ClearType is brilliant, but it only works with a certain set of assumptions, like a bit of light bleed (which exists on LCD but not on OLED afaik), and needs to know the subpixel layout, and can result in absolutely gorgeous looking fonts with relatively low res displays.
There's a reason why Windows 95-era UIs have a cult following - it's insane how sharp they looked even on hardware that on paper is much worse than modern stuff.
I don't generally use tiny fonts and I hopefully don't sit unreasonably close to the screen yet fringing is very apparent to me (even on window borders, i.e. it's not a font rendering quirk in my case). Just another anecdotal data point.
> iMac to a Mac mini in late 2024
Windows?
Is there another tool for ClearType that isn't the Windows tuner? It drives me nuts
My Friend on a 30Hz Phone Screen because of battery saving mode said the difference between 30Hz and 60Hz is so minor, that in "In practice, it's been unnoticeable."
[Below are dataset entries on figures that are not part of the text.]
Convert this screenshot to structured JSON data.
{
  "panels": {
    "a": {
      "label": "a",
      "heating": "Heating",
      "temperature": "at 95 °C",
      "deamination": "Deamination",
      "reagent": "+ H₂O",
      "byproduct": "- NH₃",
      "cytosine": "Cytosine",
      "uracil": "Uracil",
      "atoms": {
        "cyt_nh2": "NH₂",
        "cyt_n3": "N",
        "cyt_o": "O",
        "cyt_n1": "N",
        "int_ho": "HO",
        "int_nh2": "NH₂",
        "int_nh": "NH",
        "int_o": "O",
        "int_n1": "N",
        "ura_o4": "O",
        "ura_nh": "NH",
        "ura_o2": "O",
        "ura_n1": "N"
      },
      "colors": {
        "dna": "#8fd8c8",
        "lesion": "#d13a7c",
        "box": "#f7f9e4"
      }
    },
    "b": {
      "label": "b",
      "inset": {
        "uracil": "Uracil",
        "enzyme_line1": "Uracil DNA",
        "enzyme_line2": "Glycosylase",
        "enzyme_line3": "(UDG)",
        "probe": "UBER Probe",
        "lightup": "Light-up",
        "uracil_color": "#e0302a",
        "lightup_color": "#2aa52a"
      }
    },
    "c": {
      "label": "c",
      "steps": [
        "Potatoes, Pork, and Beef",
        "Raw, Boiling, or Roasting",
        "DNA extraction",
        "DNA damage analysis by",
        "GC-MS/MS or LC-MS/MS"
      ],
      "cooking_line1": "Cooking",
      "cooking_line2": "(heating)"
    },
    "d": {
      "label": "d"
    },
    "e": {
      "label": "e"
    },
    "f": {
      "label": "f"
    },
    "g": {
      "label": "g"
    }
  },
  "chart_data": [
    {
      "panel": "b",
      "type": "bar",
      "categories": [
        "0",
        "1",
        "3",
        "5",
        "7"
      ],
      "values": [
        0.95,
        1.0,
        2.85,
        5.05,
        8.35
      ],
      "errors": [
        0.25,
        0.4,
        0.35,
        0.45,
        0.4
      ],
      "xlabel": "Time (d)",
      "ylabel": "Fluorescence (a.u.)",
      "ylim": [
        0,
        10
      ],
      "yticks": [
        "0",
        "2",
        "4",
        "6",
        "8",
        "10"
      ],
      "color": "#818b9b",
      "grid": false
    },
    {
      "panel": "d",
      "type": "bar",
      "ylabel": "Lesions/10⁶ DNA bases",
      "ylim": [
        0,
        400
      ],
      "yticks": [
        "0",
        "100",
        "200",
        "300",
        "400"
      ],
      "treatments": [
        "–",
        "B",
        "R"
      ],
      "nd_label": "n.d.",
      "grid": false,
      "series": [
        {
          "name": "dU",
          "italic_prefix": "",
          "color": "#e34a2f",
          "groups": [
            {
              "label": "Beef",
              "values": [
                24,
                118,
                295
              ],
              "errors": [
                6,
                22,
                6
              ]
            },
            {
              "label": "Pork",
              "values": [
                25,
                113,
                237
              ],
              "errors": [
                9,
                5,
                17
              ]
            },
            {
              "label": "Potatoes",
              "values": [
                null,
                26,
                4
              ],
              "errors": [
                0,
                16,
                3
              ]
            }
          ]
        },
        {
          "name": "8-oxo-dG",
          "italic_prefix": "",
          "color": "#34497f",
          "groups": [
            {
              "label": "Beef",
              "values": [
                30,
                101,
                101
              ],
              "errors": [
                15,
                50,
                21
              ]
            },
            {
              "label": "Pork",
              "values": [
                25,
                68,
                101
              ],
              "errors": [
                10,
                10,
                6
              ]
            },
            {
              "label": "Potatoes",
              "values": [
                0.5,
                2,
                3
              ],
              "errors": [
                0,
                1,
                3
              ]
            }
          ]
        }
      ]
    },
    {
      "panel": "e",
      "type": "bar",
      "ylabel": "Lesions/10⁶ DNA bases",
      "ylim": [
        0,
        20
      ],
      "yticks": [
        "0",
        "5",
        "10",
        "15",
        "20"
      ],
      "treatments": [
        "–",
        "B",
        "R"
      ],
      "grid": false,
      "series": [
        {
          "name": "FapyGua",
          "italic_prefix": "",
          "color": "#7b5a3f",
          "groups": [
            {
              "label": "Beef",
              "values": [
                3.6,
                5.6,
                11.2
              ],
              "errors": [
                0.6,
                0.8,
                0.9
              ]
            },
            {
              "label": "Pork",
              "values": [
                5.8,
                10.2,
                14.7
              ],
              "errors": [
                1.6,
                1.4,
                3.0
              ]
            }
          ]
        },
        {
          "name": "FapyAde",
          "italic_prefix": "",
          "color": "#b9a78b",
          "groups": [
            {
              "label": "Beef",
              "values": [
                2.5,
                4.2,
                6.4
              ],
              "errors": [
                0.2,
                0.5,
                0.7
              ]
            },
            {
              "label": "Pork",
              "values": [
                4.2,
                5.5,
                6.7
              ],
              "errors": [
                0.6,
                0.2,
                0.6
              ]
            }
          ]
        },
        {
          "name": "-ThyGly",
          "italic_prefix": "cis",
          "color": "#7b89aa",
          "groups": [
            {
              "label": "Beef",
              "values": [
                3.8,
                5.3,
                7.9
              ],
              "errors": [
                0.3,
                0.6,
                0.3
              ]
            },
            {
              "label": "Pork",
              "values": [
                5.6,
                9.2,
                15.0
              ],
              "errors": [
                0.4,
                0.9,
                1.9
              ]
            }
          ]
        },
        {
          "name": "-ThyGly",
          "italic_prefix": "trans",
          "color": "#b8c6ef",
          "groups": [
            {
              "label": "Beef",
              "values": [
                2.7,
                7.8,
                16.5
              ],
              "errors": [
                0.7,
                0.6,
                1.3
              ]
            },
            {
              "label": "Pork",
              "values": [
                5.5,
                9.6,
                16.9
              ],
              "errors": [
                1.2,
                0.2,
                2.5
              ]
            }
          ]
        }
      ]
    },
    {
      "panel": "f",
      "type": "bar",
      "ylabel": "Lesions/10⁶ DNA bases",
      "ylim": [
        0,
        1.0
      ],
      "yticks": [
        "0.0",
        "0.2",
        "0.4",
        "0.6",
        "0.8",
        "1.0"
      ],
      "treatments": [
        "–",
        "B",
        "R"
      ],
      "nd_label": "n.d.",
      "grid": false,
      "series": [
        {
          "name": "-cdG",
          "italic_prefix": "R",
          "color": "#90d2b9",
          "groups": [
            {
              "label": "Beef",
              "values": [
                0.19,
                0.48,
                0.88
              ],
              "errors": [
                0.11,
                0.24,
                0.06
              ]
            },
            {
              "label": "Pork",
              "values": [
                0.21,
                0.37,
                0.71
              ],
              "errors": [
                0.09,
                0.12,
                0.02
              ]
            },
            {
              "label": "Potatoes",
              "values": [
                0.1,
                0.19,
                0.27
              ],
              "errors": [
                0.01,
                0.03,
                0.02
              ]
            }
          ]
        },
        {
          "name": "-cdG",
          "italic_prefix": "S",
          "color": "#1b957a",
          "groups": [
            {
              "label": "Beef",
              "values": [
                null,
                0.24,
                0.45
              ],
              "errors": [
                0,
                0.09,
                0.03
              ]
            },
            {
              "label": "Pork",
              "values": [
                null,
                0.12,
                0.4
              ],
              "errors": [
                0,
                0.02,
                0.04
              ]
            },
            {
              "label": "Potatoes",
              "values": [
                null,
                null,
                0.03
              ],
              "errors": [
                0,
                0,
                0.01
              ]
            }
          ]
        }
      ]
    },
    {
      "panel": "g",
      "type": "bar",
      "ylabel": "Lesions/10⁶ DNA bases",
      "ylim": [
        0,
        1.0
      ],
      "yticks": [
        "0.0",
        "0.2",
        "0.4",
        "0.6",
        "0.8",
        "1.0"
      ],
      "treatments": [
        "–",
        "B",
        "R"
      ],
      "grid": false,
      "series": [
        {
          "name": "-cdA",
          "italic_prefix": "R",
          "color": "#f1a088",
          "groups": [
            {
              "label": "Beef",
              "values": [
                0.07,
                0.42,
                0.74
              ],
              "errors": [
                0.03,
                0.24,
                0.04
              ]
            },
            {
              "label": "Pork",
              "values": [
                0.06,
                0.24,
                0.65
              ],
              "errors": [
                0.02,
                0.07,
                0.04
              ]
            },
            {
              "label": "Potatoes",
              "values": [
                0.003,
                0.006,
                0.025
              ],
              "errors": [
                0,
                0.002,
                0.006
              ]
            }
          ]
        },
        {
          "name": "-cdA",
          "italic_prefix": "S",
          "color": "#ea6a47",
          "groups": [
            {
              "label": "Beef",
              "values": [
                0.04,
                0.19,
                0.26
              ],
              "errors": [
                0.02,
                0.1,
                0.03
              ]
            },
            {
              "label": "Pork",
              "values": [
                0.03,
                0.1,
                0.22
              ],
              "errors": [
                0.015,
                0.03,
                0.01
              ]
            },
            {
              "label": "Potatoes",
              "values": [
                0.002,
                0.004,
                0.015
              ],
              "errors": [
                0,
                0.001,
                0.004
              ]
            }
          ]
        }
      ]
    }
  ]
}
At one point in time 95%+ of HN comments were cheering on about Atom the text editor and later VSCode as being fast enough or unnoticeable. When Sublime user are baffled as to why. And Sublime isn't the fastest text editor either before Zed came out.
Yes, 10 times out of 10 I could tell an OLED font rendering to LCD. I wish I couldn't. Some people call it taste, some call it absurd requirement.
I could go on and on. The point is most people aren't very picky and picky is a definition defined by average. But there are those of us who have, let say very high standards that cares about PPI, Refresh Rate, Colour accuracy etc. Keyboard Key's typing distance, trackpad responsiveness, all the tiny details that I wish I could unseen and un-feel.
As the article state, RGB OLED Tandem is coming out, and I cant wait to see it in person. I have been pro LCD on Laptop for so long that when I learned Apple will soon ditch LCD for OLED I was worried. Hopefully the new sub pixel layout will fix it.